My previous blog post focused on Chinese limitations for international tech companies to partner with domestic firms. Oppositely, China hopes to help domestic firms spread influence globally to slow the current economic slowdown. The ruling State Council announced that the government should simplify the process through which companies set up overseas facilities and support investment outside of domestic reach. Apparently, restrictions and costs stand as a barrier for Chinese industry to reach out internationally. Premier Li Keqiang hopes to eliminate these obstacles to help boost growth.
Ironically, he supports partnerships with international firms to increase technical knowledge of domestic companies, who face slow market growth in China. In particular, consumer goods, railways, and nuclear energy represent sectors ready to make a global impact.
Developing countries appear to be a large market for China’s multitude of engineering firms with the knowledge and capability to provide necessary equipment and services for projects. This notion parallels the recent push by Beijing to foster a Silk Road that could connect the region’s countries through infrastructure investment. Previous blogs have touched on this initiative, which the Chinese President believes subsequent annual trade with such countries could reach $2.5 trillion in ten years.
Overall, these initiatives, which aim to increase Chinese presence and competitiveness on an international scale, represent fear of the economic slowdown and a desire to become a global “industry” powerhouse.
http://www.reuters.com/article/2015/04/04/us-china-economy-overseas-idUSKBN0MV02G20150404
As you note with the reference to the Silk Road projects, this is more a long-term strategy than a short-term one.
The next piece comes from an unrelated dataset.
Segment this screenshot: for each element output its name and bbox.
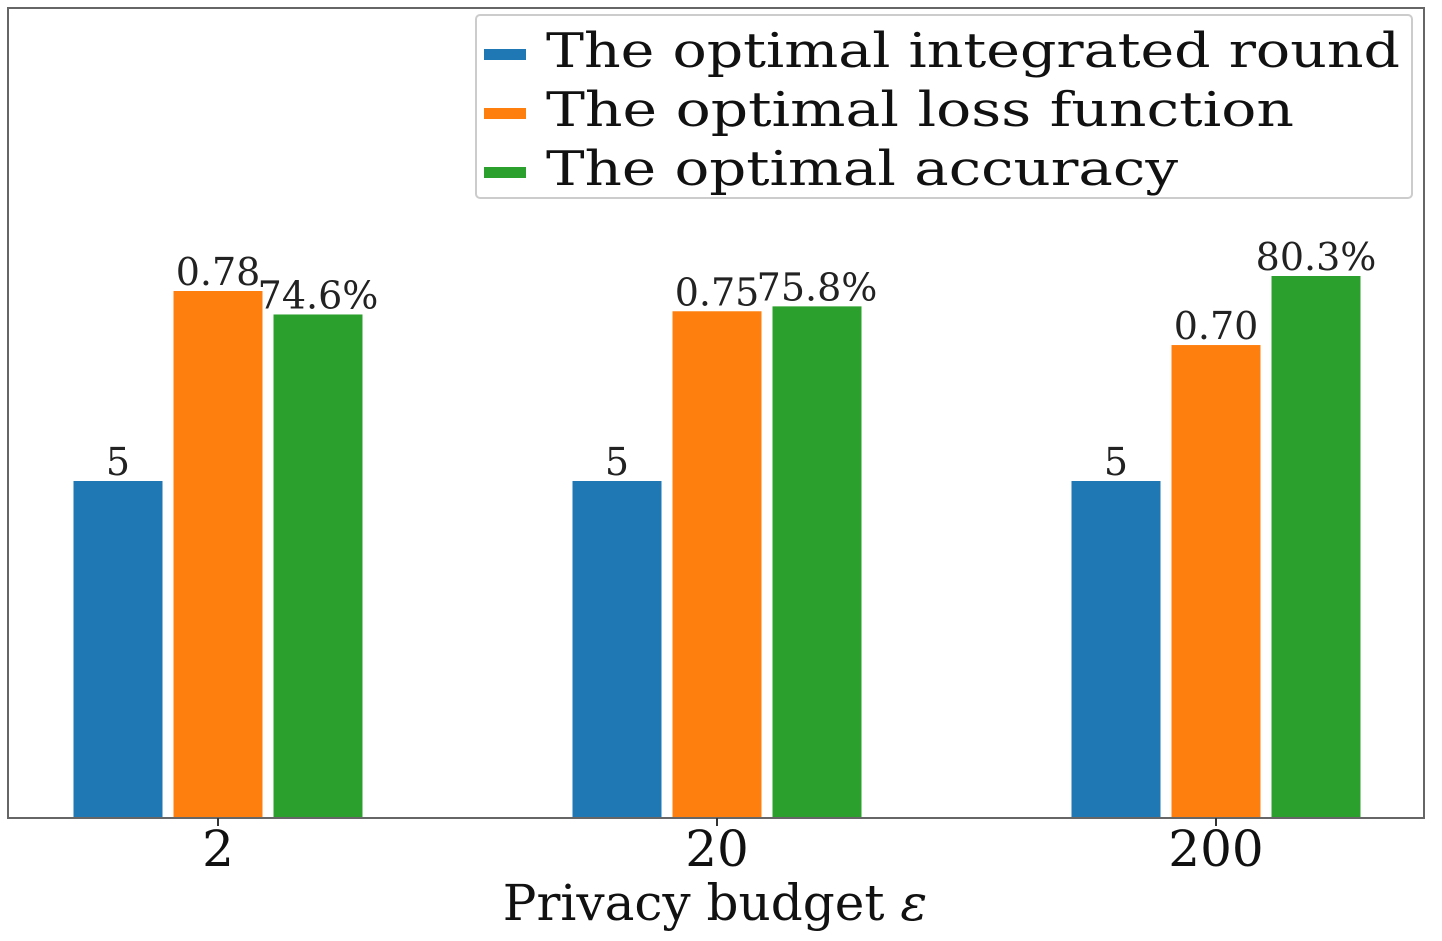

At one time the Bank of China could argue that it needed to preserve foreign exchange reserves to forestall running out of hard currency, which would trigger a foreign exchange crisis (cf. the 1997-8 Asian financial crisis and more recent problems in Argentina, among others). However China now sits on $4 trillion in foreign reserves, so there’s a short-term surfeit, and a long-term goal of moving to a floating exchange rate. Allowing outgoing FDI is a natural response.
How does outgoing FDI help the domestic economy? It creates at most a few headquarters jobs at home (and may in fact lead to shutting down a factory inside China to open one in Vietnam or Myanmar or Bangladesh). Most firms have money to burn. Or is that the answer? — management prefers to fritter away excess cash on nice-sounding ventures rather than return funds to stakeholders?!